Three high-quality wines from less-acclaimed areas in Europe

Looking downhill between rows of vineyards in the sun
Rising stars: ‘It’s far better – and far more economical – as a wine buyer to seek out a good producer in a region without the celebrity baggage but with an aptitude for similar wines’. Photograph: Jennifer Lorenzini/Reuters

Castello ColleMassari Montecucco Riserva, Italy 2017 (£11.99, Waitrose) Having vineyards in a famous appellation can be an enormous advantage for a wine producer. Before anyone has tried so much as a sip of your product, the name on the label gives you a head start over lesser-known regions in prestige, attracting buyers and, of course, the prices you can conceivably charge. But no matter how justified that region’s cachet may be – no matter how consistently good their wines may have been over the years – there will always be second-rate producers working under its name who’d struggle to sell their wines at comparable prices if they weren’t lucky enough to have vines in a celebrated spot. Far better – and far more economical – as a wine buyer to seek out a good producer in a region without the celebrity baggage, but with an aptitude for similar wines, such as Castello ColleMassari’s oregano and cherry-scented alternative to Brunello di Montalcino, from nearby southern Tuscan DOC Montecucco.

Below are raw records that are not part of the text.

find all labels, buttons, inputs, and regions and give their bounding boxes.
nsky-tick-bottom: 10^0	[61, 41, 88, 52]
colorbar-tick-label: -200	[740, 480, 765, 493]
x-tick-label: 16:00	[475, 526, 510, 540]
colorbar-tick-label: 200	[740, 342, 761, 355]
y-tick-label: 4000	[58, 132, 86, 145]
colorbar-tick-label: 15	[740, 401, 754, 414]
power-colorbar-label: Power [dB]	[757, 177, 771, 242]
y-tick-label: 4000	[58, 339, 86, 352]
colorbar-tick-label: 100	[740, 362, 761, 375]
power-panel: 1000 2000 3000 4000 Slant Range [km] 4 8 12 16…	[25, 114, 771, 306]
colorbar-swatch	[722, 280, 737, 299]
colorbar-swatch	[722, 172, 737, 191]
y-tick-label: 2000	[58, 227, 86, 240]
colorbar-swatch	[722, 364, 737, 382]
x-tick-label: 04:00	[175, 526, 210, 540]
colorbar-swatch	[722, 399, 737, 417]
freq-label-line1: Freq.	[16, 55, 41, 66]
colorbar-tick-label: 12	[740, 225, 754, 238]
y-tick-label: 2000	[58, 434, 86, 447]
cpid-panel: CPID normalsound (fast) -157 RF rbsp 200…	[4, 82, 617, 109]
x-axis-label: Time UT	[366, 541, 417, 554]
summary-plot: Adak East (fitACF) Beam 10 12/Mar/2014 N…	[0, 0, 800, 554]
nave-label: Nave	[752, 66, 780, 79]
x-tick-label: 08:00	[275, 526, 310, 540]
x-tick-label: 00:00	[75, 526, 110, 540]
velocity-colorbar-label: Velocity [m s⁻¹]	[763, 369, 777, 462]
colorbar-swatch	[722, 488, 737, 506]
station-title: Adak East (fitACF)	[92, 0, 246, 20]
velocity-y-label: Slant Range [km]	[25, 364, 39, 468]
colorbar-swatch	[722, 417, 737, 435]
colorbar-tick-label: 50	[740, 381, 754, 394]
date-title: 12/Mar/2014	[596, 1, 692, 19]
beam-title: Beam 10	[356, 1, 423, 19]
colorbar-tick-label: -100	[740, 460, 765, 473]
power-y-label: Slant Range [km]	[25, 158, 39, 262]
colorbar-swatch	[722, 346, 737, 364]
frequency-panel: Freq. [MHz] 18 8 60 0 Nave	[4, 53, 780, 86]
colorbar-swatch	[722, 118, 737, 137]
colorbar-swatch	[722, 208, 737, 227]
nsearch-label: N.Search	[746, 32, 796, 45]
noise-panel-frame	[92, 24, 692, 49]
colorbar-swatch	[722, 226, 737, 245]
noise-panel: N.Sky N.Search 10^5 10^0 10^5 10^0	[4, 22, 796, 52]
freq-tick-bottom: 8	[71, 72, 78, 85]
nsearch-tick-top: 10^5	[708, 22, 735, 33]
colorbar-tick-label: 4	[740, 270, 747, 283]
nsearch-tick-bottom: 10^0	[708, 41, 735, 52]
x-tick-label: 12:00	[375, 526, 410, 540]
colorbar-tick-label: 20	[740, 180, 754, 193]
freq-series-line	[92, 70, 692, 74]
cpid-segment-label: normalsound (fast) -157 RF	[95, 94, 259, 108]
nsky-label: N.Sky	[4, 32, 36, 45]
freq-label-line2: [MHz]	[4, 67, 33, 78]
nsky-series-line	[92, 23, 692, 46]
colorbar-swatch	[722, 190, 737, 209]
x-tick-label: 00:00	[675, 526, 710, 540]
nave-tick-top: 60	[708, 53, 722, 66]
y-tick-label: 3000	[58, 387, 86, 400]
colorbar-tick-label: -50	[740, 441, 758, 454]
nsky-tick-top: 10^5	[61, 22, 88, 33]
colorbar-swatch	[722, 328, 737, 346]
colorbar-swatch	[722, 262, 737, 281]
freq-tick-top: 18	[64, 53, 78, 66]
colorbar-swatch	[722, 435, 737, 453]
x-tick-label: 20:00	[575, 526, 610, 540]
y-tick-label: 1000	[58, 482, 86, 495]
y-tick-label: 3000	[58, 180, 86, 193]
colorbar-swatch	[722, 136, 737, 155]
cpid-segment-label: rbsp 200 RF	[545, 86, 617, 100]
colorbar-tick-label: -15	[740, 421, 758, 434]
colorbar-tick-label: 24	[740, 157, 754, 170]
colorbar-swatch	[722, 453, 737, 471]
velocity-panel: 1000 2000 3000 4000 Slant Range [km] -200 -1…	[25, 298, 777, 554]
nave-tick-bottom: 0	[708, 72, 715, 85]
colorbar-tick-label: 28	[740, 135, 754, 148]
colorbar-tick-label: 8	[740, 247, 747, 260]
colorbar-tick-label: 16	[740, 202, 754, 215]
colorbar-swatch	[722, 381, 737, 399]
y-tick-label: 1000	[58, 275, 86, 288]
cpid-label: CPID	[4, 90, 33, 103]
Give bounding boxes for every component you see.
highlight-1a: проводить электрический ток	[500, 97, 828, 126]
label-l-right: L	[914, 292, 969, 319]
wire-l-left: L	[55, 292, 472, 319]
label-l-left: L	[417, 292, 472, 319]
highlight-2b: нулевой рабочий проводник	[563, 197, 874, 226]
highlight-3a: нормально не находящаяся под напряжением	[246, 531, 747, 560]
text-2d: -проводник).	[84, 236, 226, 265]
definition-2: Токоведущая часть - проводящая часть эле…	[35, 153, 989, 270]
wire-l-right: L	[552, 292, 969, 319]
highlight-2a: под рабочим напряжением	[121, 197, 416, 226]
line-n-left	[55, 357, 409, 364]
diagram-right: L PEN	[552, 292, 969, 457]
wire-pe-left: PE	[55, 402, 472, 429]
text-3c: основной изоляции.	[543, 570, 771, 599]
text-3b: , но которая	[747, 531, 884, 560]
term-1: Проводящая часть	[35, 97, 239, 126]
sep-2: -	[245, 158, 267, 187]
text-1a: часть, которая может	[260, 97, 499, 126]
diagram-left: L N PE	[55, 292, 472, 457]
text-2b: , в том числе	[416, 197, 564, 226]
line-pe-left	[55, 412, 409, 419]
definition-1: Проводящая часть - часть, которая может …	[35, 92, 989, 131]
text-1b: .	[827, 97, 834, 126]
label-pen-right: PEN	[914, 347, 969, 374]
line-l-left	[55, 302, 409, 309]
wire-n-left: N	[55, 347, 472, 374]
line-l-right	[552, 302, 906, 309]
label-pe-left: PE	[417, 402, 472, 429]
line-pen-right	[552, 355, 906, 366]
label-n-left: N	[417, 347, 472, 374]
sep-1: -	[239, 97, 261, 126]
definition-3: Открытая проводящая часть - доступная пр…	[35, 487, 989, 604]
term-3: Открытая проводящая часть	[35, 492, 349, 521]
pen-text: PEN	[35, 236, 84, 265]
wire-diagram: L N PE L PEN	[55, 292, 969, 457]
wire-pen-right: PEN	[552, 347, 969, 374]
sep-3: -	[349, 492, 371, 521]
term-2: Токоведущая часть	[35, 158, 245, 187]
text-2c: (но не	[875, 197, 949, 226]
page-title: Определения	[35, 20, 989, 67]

Specially Selected Cairanne, France 2020 (£8.99, Aldi) Further north, the quality available in the alternatives to Barolo has increased enormously– good news for lovers of a style that has, like Brunello di Montalcino, become much more expensive. Wines made from the same grape as Barolo, nebbiolo, but bottled with the wider Langhe Nebbiolo appellation (or DOC in Italian wine terminology) are cheaper while retaining, in the case of Reverdito Simane Langhe Nebbiolo 2019 (from £17.50, bcfw.co.uk), much of Barolo’s mix of floral and red fruit prettiness. In France’s southern Rhône, meanwhile, spicy red alternatives to local celebrity Châteauneuf-du-Pape abound, not least in Cairanne, home to Aldi’s multi-varietal blend, like Châteauneuf-du-Pape, led by grenache and perfectly suited to rich stews.

Bergerac Rouge, France 2020 (£8.99, or £7.99 as part of a mixed case of 6 bottles, majestic.co.uk) In the northern Rhône, where spicy red wine based on syrah predominates, Crozes-Hermitage remains a more manageably priced alternative to the celebrated neighbour, Hermitage. The high-performing local co-operative, Cave de Tain, has a bright, sinewy version, Grande Classique 2019 (£15.99, Waitrose), that offers savoury tones of smoky meat and black pepper mingled with blackberry. On the other side of France, few regions exemplify the idea of lack of renown bringing better value than Bordeaux’s neighbour, Bergerac. A region still associated in many UK wine-drinkers’ minds with the 1980s TV cop, but which is responsible for some very useful wines using the same grape varieties as Bordeaux, and in a similar style: Château Bel Air’s cedary, blackcurranty red is a nifty example.